Take Eat Easy, c’est fini: la start-up est en redressement judiciaire

C’était sans aucun doute la start-up belge la plus encensée de ces deux dernières années. Mais qui dit start-up dit activité et développement risqués. Et qui dit levée de fonds ne dit pas nécessairement business model viable.

Take Eat Easy avait récolté 16 millions d’euros via deux tours de table mais brûlait trop de cash pour convaincre ses investisseurs (Rocket Internet, DN Capital...) de la suivre une troisième fois ou de nouveau de rejoindre son capital.La start-up s’était pourtant engagée depuis des mois dans une négociation exclusive avec un« groupe logistique français, détenu par l’Etat ». Nous savons qu’il s’agissait de La Poste française, via sa filiale de courrier express GeoPost.
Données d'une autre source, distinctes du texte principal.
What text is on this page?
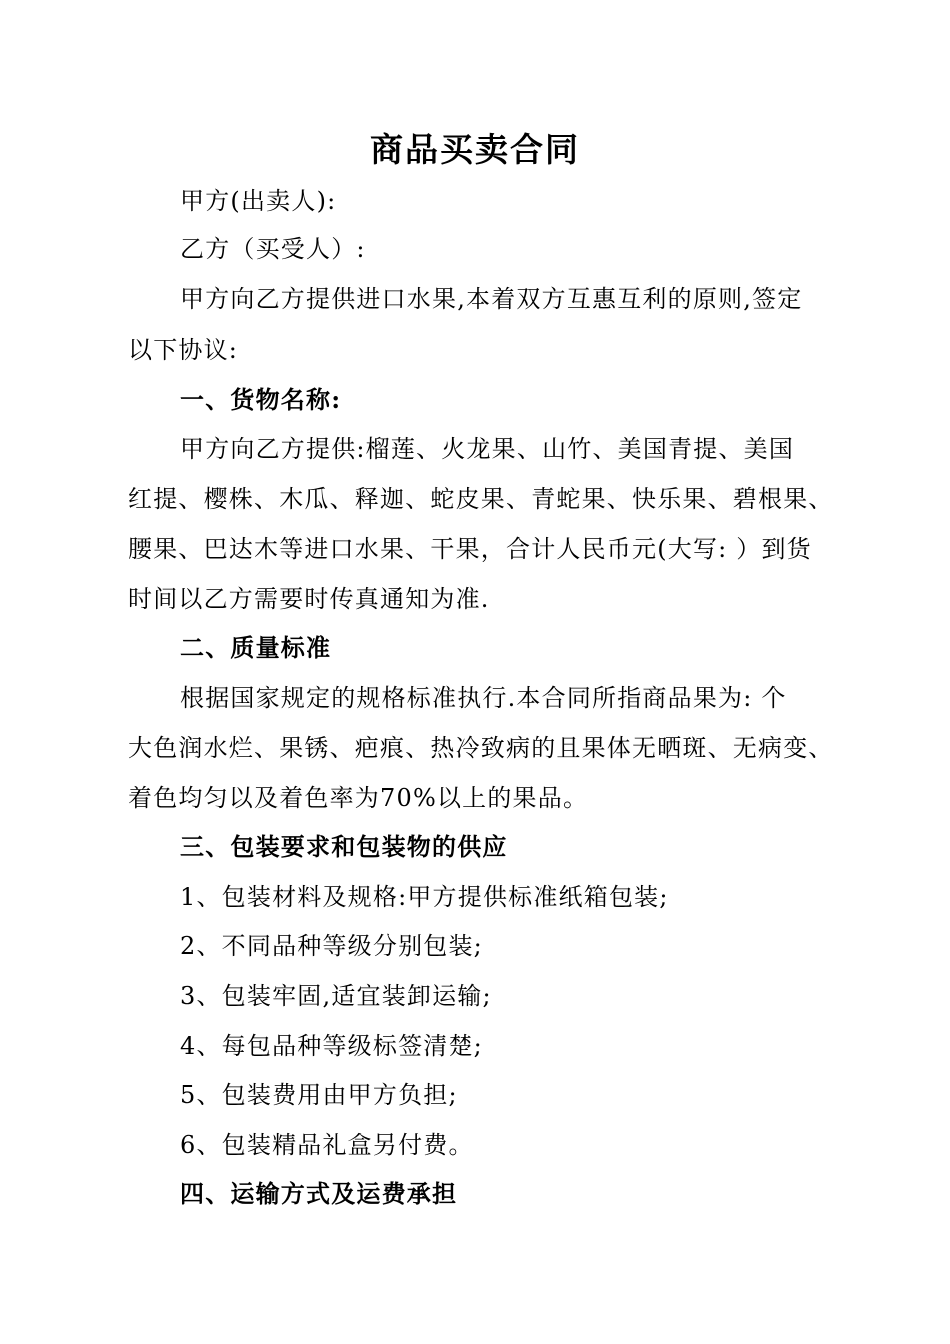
商品买卖合同
甲方(出卖人):
乙方（买受人）:
甲方向乙方提供进口水果,本着双方互惠互利的原则,签定
以下协议:
一、货物名称:
甲方向乙方提供:榴莲、火龙果、山竹、美国青提、美国
红提、樱株、木瓜、释迦、蛇皮果、青蛇果、快乐果、碧根果、
腰果、巴达木等进口水果、干果，合计人民币元(大写: ）到货
时间以乙方需要时传真通知为准.
二、质量标准
根据国家规定的规格标准执行.本合同所指商品果为: 个
大色润水烂、果锈、疤痕、热冷致病的且果体无晒斑、无病变、
着色均匀以及着色率为70%以上的果品。
三、包装要求和包装物的供应
1、包装材料及规格:甲方提供标准纸箱包装;
2、不同品种等级分别包装;
3、包装牢固,适宜装卸运输;
4、每包品种等级标签清楚;
5、包装费用由甲方负担;
6、包装精品礼盒另付费。
四、运输方式及运费承担
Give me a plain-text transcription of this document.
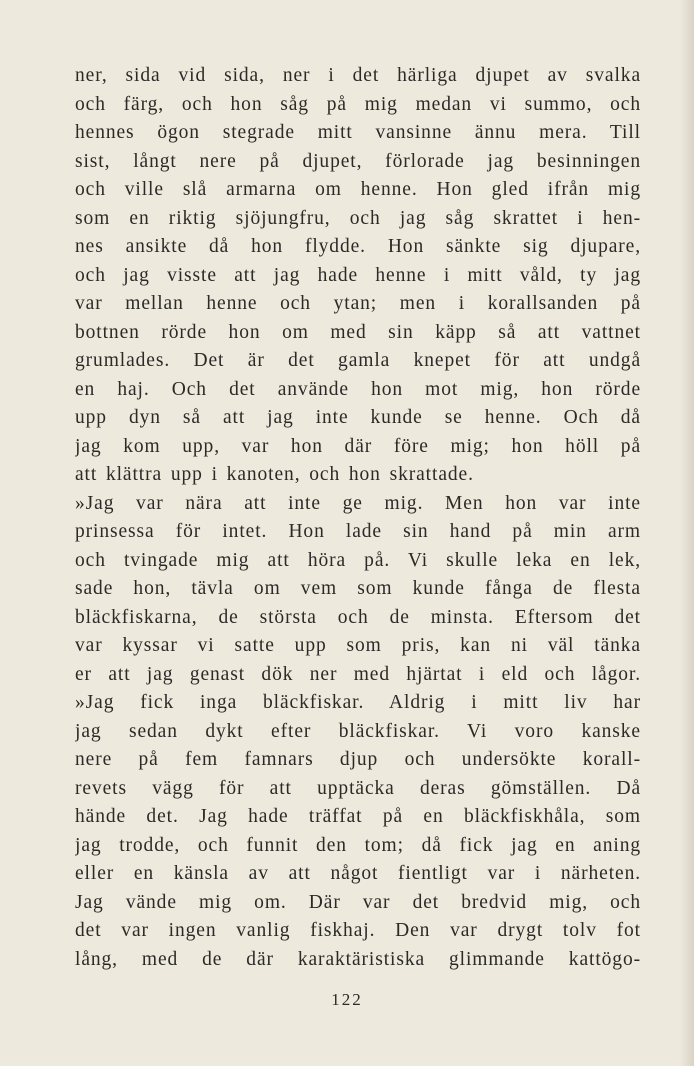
ner, sida vid sida, ner i det härliga djupet av svalka
och färg, och hon såg på mig medan vi summo, och
hennes ögon stegrade mitt vansinne ännu mera. Till
sist, långt nere på djupet, förlorade jag besinningen
och ville slå armarna om henne. Hon gled ifrån mig
som en riktig sjöjungfru, och jag såg skrattet i hen-
nes ansikte då hon flydde. Hon sänkte sig djupare,
och jag visste att jag hade henne i mitt våld, ty jag
var mellan henne och ytan; men i korallsanden på
bottnen rörde hon om med sin käpp så att vattnet
grumlades. Det är det gamla knepet för att undgå
en haj. Och det använde hon mot mig, hon rörde
upp dyn så att jag inte kunde se henne. Och då
jag kom upp, var hon där före mig; hon höll på
att klättra upp i kanoten, och hon skrattade.
»Jag var nära att inte ge mig. Men hon var inte
prinsessa för intet. Hon lade sin hand på min arm
och tvingade mig att höra på. Vi skulle leka en lek,
sade hon, tävla om vem som kunde fånga de flesta
bläckfiskarna, de största och de minsta. Eftersom det
var kyssar vi satte upp som pris, kan ni väl tänka
er att jag genast dök ner med hjärtat i eld och lågor.
»Jag fick inga bläckfiskar. Aldrig i mitt liv har
jag sedan dykt efter bläckfiskar. Vi voro kanske
nere på fem famnars djup och undersökte korall-
revets vägg för att upptäcka deras gömställen. Då
hände det. Jag hade träffat på en bläckfiskhåla, som
jag trodde, och funnit den tom; då fick jag en aning
eller en känsla av att något fientligt var i närheten.
Jag vände mig om. Där var det bredvid mig, och
det var ingen vanlig fiskhaj. Den var drygt tolv fot
lång, med de där karaktäristiska glimmande kattögo-
122
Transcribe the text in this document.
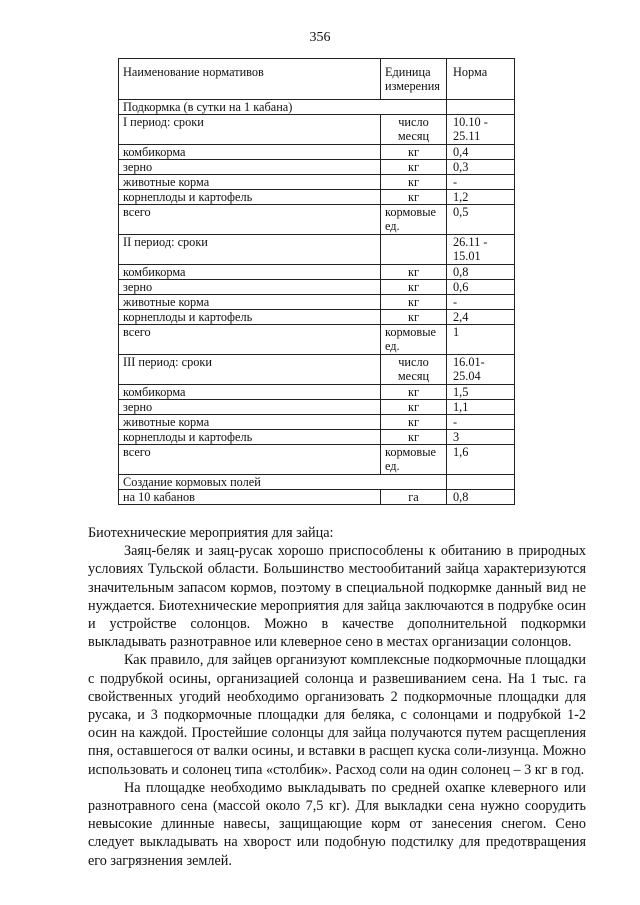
356
Наименование нормативов	Единица измерения	Норма
Подкормка (в сутки на 1 кабана)		
I период: сроки	число месяц	10.10 - 25.11
комбикорма	кг	0,4
зерно	кг	0,3
животные корма	кг	-
корнеплоды и картофель	кг	1,2
всего	кормовые ед.	0,5
II период: сроки		26.11 - 15.01
комбикорма	кг	0,8
зерно	кг	0,6
животные корма	кг	-
корнеплоды и картофель	кг	2,4
всего	кормовые ед.	1
III период: сроки	число месяц	16.01- 25.04
комбикорма	кг	1,5
зерно	кг	1,1
животные корма	кг	-
корнеплоды и картофель	кг	3
всего	кормовые ед.	1,6
Создание кормовых полей		
на 10 кабанов	га	0,8

Биотехнические мероприятия для зайца:

Заяц-беляк и заяц-русак хорошо приспособлены к обитанию в природных условиях Тульской области. Большинство местообитаний зайца характеризуются значительным запасом кормов, поэтому в специальной подкормке данный вид не нуждается. Биотехнические мероприятия для зайца заключаются в подрубке осин и устройстве солонцов. Можно в качестве дополнительной подкормки выкладывать разнотравное или клеверное сено в местах организации солонцов.

Как правило, для зайцев организуют комплексные подкормочные площадки с подрубкой осины, организацией солонца и развешиванием сена. На 1 тыс. га свойственных угодий необходимо организовать 2 подкормочные площадки для русака, и 3 подкормочные площадки для беляка, с солонцами и подрубкой 1-2 осин на каждой. Простейшие солонцы для зайца получаются путем расщепления пня, оставшегося от валки осины, и вставки в расщеп куска соли-лизунца. Можно использовать и солонец типа «столбик». Расход соли на один солонец – 3 кг в год.

На площадке необходимо выкладывать по средней охапке клеверного или разнотравного сена (массой около 7,5 кг). Для выкладки сена нужно соорудить невысокие длинные навесы, защищающие корм от занесения снегом. Сено следует выкладывать на хворост или подобную подстилку для предотвращения его загрязнения землей.
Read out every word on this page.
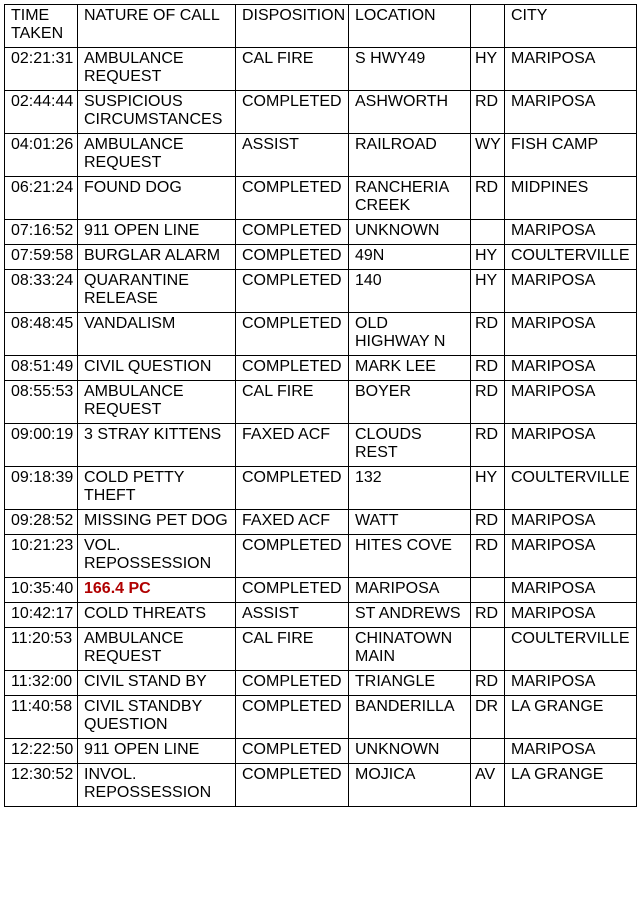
TIME TAKEN	NATURE OF CALL	DISPOSITION	LOCATION		CITY
02:21:31	AMBULANCE REQUEST	CAL FIRE	S HWY49	HY	MARIPOSA
02:44:44	SUSPICIOUS CIRCUMSTANCES	COMPLETED	ASHWORTH	RD	MARIPOSA
04:01:26	AMBULANCE REQUEST	ASSIST	RAILROAD	WY	FISH CAMP
06:21:24	FOUND DOG	COMPLETED	RANCHERIA CREEK	RD	MIDPINES
07:16:52	911 OPEN LINE	COMPLETED	UNKNOWN		MARIPOSA
07:59:58	BURGLAR ALARM	COMPLETED	49N	HY	COULTERVILLE
08:33:24	QUARANTINE RELEASE	COMPLETED	140	HY	MARIPOSA
08:48:45	VANDALISM	COMPLETED	OLD HIGHWAY N	RD	MARIPOSA
08:51:49	CIVIL QUESTION	COMPLETED	MARK LEE	RD	MARIPOSA
08:55:53	AMBULANCE REQUEST	CAL FIRE	BOYER	RD	MARIPOSA
09:00:19	3 STRAY KITTENS	FAXED ACF	CLOUDS REST	RD	MARIPOSA
09:18:39	COLD PETTY THEFT	COMPLETED	132	HY	COULTERVILLE
09:28:52	MISSING PET DOG	FAXED ACF	WATT	RD	MARIPOSA
10:21:23	VOL. REPOSSESSION	COMPLETED	HITES COVE	RD	MARIPOSA
10:35:40	166.4 PC	COMPLETED	MARIPOSA		MARIPOSA
10:42:17	COLD THREATS	ASSIST	ST ANDREWS	RD	MARIPOSA
11:20:53	AMBULANCE REQUEST	CAL FIRE	CHINATOWN MAIN		COULTERVILLE
11:32:00	CIVIL STAND BY	COMPLETED	TRIANGLE	RD	MARIPOSA
11:40:58	CIVIL STANDBY QUESTION	COMPLETED	BANDERILLA	DR	LA GRANGE
12:22:50	911 OPEN LINE	COMPLETED	UNKNOWN		MARIPOSA
12:30:52	INVOL. REPOSSESSION	COMPLETED	MOJICA	AV	LA GRANGE
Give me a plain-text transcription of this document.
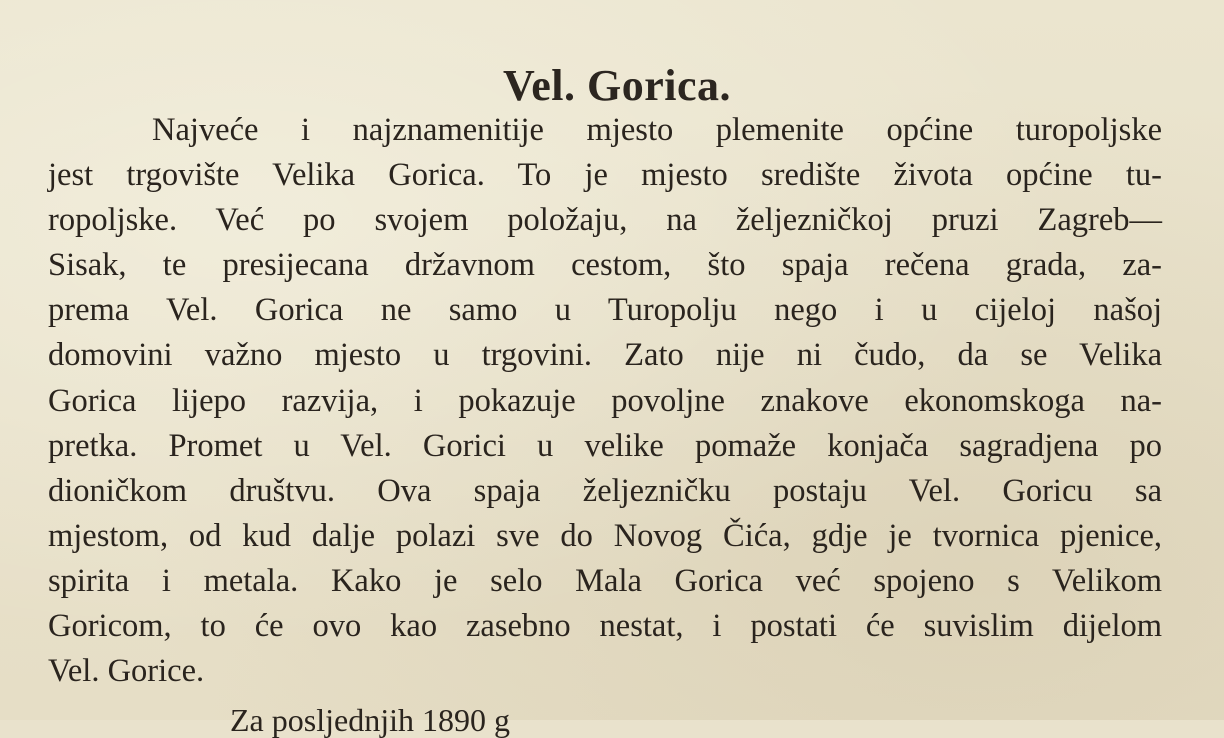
Vel. Gorica.
Najveće i najznamenitije mjesto plemenite općine turopoljske
jest trgovište Velika Gorica. To je mjesto središte života općine tu-
ropoljske. Već po svojem položaju, na željezničkoj pruzi Zagreb—
Sisak, te presijecana državnom cestom, što spaja rečena grada, za-
prema Vel. Gorica ne samo u Turopolju nego i u cijeloj našoj
domovini važno mjesto u trgovini. Zato nije ni čudo, da se Velika
Gorica lijepo razvija, i pokazuje povoljne znakove ekonomskoga na-
pretka. Promet u Vel. Gorici u velike pomaže konjača sagradjena po
dioničkom društvu. Ova spaja željezničku postaju Vel. Goricu sa
mjestom, od kud dalje polazi sve do Novog Čića, gdje je tvornica pjenice,
spirita i metala. Kako je selo Mala Gorica već spojeno s Velikom
Goricom, to će ovo kao zasebno nestat, i postati će suvislim dijelom
Vel. Gorice.
Za posljednjih 1890 g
Adrien Roose, son fondateur et CEO, affirme auparavant avoir essuyé des refus de la part de pas moins de 114 fonds d’investissement à risque.

Ses cyclistes ont donc pédalé pour la dernière fois lundi soir dans les rues bruxelloises et celles d’autres capitales européennes.

La « foodtech » est en pleine croissance et sur le segment de la livraison de plats à domicile la concurrence est féroce  : Take Eat Easy a du s’implanter très rapidement dans bons nombres de villes pour faire face notamment à l’anglaise Deliveroo (mais aussi à Just Eat...). Cette dernière a elle convaincu ses investisseurs de la soutenir à 100 %  : au total Deliveroo a rassemblé pas moins de 160 millions d’euros en quelques années.

Présente dans 20 villes, employant 160 personnes, la petite entreprise Belge avait des coûts plus importants que ses rentrées dans un secteur où les marges sont déjà très serrées et où les frais marketing sont continus. Dans une lettre ouverte publiée ce mardi matin sur son site internet, l’équipe de Take Eat Easy remercie clients et équipe pour le million de livraisons effectuées depuis son lancement en 2013.